Cross-attention is not the same as concatenating encoder and decoder inputs
Cross-attention uses the decoder's queries and the encoder's keys and values. This is distinct from simply concatenating the input and output sequences and running a single decoder. Cross-attention allows the decoder to attend to the full encoder representation at every layer, while concatenation forces the model to route information through causal attention over the concatenated sequence.
References
- Vaswani, A. et al. (2017). "Attention Is All You Need." NeurIPS 2017. (Original transformer with encoder-decoder architecture.)

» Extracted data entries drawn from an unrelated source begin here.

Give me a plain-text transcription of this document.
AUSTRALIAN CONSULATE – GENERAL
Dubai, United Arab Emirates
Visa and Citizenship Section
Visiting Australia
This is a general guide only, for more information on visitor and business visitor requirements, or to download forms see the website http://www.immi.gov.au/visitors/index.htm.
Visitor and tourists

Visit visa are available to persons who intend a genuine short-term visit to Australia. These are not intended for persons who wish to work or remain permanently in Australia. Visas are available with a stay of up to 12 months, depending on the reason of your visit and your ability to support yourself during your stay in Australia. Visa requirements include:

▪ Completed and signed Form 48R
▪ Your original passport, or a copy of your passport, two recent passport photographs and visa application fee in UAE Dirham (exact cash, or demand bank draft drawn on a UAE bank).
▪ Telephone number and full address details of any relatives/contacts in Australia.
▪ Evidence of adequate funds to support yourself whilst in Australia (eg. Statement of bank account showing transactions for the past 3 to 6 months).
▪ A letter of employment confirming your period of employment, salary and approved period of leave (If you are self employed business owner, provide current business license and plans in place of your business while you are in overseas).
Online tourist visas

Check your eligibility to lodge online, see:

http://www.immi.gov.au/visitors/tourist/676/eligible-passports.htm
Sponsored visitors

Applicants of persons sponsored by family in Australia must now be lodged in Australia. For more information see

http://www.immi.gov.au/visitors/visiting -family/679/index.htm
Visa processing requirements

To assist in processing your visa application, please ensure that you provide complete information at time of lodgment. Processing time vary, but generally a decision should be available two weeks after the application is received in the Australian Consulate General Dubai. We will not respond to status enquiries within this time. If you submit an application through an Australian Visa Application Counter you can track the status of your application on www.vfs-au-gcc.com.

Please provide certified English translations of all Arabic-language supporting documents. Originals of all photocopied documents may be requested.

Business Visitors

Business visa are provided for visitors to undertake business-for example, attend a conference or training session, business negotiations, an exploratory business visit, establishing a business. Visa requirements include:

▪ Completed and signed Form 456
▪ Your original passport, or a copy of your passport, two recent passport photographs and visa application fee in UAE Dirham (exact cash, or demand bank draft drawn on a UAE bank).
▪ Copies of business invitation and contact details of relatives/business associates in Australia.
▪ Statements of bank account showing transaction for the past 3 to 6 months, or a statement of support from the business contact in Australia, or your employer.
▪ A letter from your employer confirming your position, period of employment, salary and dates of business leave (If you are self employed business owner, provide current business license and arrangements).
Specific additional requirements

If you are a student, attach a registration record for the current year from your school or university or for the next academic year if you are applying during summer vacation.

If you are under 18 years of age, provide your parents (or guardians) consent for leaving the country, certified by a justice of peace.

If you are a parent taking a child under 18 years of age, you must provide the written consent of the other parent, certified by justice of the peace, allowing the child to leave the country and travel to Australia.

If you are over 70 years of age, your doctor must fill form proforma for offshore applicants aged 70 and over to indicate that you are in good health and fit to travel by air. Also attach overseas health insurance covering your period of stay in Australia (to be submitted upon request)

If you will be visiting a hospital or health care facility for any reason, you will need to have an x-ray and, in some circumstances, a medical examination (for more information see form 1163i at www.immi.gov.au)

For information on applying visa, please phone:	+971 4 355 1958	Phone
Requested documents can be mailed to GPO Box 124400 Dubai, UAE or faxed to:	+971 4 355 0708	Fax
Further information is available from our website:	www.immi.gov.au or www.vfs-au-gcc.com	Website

- Devlin, J. et al. (2019). "BERT: Pre-training of Deep Bidirectional Transformers for Language Understanding." NAACL 2019. (Encoder-only, masked language modeling.)
- Radford, A. et al. (2019). "Language Models are Unsupervised Multitask Learners." (GPT-2, decoder-only autoregressive pretraining.)
- Raffel, C. et al. (2020). "Exploring the Limits of Transfer Learning with a Unified Text-to-Text Transformer." JMLR, 21(140), 1-67. (T5, encoder-decoder, text-to-text framework.)
- Brown, T. B. et al. (2020). "Language Models are Few-Shot Learners." NeurIPS 2020. (GPT-3, establishing decoder-only in-context learning.)
- Wang, A. et al. (2019). "SuperGLUE: A Stickier Benchmark for General-Purpose Language Understanding Systems." NeurIPS 2019. (Benchmark comparing encoder-only models on understanding tasks.)
- Tay, Y. et al. (2023). "UL2: Unifying Language Learning Paradigms." ICLR 2023. (Systematic comparison of pretraining objectives across architectures.)